Treatment Options in the 2L for HER2-Low Disease Including ADCs and Endocrine Therapy

Treatment sequencing for HER2-low breast cancer prioritizes endocrine-based approaches for up to 3 to 4 lines, depending on response patterns and disease burden, reserving ADCs for endocrine-refractory disease or specific clinical scenarios. The exception involves primary endocrine-resistant tumors, defined as those with benefit of 6 months or less from first-line therapy, where earlier introduction of chemotherapy or ADCs may be warranted even with responses lasting up to 8 months when clinical concern exists about endocrine sensitivity.

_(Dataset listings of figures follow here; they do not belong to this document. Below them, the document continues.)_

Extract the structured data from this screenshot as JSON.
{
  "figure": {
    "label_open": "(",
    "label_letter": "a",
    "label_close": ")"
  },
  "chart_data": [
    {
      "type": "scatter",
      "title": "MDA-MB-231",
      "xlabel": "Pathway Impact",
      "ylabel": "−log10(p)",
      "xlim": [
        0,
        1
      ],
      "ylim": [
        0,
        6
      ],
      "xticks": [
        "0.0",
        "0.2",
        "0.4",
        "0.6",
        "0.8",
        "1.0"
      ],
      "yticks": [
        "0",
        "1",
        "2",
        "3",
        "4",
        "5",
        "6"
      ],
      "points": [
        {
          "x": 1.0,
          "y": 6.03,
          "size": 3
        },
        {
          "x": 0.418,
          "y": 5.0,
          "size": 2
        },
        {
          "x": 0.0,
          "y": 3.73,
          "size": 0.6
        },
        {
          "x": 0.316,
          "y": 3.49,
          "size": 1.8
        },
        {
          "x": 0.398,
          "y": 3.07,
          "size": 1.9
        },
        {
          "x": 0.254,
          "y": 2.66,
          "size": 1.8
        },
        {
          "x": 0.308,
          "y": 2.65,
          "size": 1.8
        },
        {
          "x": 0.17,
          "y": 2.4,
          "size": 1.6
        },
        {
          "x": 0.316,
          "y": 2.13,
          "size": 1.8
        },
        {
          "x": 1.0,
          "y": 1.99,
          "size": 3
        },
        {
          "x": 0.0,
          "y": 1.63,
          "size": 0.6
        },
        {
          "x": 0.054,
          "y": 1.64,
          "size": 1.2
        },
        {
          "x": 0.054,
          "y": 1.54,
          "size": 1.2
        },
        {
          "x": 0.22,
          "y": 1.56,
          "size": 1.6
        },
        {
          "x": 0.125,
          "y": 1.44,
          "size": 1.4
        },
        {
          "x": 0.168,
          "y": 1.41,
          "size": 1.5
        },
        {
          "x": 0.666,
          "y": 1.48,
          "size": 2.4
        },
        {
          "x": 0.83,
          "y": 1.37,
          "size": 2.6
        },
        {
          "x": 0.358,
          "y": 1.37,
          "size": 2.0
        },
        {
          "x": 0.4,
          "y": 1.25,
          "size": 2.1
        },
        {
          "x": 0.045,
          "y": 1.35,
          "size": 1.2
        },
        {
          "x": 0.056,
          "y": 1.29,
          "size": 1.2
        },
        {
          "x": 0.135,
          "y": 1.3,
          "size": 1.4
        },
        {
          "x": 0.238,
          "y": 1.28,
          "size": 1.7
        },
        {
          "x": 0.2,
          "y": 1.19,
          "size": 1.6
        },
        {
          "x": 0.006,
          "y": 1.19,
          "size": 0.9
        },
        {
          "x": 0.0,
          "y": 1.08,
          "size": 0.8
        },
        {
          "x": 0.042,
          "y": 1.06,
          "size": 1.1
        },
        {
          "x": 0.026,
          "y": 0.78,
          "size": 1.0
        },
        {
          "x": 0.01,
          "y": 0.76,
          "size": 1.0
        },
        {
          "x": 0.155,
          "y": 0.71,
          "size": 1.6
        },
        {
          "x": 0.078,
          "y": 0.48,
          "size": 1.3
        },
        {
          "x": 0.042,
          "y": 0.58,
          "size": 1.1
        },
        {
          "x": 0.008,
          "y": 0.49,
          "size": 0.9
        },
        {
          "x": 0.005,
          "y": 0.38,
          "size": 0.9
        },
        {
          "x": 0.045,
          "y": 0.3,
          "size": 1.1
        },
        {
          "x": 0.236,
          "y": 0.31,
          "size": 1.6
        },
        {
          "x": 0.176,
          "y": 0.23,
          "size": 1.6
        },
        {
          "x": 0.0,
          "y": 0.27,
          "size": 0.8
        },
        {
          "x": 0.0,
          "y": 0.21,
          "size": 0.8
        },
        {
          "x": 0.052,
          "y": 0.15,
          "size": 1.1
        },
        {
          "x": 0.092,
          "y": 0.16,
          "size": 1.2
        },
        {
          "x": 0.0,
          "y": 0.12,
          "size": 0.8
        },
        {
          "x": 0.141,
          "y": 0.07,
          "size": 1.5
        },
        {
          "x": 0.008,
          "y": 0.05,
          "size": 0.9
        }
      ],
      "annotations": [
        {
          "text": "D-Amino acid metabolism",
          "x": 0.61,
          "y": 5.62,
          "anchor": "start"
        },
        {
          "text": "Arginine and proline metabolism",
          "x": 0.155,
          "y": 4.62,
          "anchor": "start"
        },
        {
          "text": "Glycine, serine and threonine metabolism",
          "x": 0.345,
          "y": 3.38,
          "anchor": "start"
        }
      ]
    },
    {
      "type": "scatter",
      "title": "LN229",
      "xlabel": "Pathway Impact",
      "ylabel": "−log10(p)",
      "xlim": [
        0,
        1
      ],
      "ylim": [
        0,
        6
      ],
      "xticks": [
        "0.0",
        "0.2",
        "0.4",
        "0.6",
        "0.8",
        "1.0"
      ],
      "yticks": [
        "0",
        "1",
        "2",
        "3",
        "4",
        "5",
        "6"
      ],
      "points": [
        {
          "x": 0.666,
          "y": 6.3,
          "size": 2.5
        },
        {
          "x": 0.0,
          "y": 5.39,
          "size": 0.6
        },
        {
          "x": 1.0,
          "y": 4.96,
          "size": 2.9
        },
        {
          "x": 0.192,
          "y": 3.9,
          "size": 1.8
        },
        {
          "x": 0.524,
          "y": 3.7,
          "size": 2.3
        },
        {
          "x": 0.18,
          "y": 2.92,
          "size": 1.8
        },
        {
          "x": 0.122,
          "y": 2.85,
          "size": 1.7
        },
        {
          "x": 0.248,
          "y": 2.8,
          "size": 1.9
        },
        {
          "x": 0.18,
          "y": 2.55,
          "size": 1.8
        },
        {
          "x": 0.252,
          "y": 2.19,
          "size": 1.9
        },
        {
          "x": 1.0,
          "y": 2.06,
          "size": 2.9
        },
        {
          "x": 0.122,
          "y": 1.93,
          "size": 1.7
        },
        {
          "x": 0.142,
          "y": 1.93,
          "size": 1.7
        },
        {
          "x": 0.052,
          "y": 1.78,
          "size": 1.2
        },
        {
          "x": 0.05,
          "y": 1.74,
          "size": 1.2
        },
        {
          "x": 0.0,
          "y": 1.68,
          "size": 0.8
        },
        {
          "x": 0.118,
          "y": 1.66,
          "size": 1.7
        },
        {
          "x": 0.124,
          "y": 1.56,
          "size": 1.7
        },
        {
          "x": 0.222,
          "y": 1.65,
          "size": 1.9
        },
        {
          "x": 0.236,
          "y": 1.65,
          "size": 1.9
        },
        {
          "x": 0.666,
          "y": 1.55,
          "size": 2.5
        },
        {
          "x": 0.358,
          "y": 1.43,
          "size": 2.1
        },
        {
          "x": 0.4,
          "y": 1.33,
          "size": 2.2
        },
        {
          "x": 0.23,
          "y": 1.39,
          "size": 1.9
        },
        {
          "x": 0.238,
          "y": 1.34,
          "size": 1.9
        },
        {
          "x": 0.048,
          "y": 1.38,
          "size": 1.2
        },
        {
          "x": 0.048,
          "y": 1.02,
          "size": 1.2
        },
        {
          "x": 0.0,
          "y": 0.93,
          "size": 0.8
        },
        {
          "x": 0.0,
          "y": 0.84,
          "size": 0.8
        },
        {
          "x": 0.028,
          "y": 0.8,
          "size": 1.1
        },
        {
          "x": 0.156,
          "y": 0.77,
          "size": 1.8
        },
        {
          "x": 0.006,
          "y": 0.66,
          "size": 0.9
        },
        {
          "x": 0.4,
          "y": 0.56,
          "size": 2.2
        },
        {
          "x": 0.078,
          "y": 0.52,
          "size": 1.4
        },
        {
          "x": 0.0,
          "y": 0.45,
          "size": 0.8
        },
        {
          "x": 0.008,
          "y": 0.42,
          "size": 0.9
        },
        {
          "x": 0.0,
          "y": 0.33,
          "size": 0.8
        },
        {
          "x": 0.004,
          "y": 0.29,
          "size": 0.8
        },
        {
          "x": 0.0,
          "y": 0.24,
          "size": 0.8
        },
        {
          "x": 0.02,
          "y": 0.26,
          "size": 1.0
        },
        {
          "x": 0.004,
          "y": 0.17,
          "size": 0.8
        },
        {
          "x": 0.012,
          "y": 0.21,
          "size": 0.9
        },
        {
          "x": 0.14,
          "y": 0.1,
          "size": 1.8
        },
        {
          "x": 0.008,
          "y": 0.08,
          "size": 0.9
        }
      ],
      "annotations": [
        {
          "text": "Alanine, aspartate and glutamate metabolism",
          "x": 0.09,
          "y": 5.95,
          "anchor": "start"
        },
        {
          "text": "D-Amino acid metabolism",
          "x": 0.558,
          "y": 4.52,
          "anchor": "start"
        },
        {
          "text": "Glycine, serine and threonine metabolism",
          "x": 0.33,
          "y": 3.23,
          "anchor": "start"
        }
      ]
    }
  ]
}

Trastuzumab deruxtecan approval for HER2-low tumors (immunohistochemistry of 1+ or 2+ nonamplified) following Destiny-Breast04 trial results provides an option after at least 1 line but no more than 2 lines of chemotherapy. The Destiny-Breast06 trial expanded this evidence to chemotherapy-naive patients and demonstrated activity in HER2-ultralow tumors (≤10% incomplete membrane staining), broadening the eligible patient population beyond traditional HER2-low definitions.

Clinical implementation considers disease progression rate, visceral involvement, prior toxicities, and patient performance status when deciding between continued endocrine approaches vs ADC therapy. Primary endocrine resistance, represented by 9% of patients in Destiny-Breast06 with less than 6-month benefit from first-line CDK4/6 inhibitor therapy, identifies a population suitable for earlier ADC intervention. The decision-making process balances the proven efficacy of endocrine combinations against the robust activity of T-DXd in HER2-expressing tumors when endocrine approaches are no longer effective.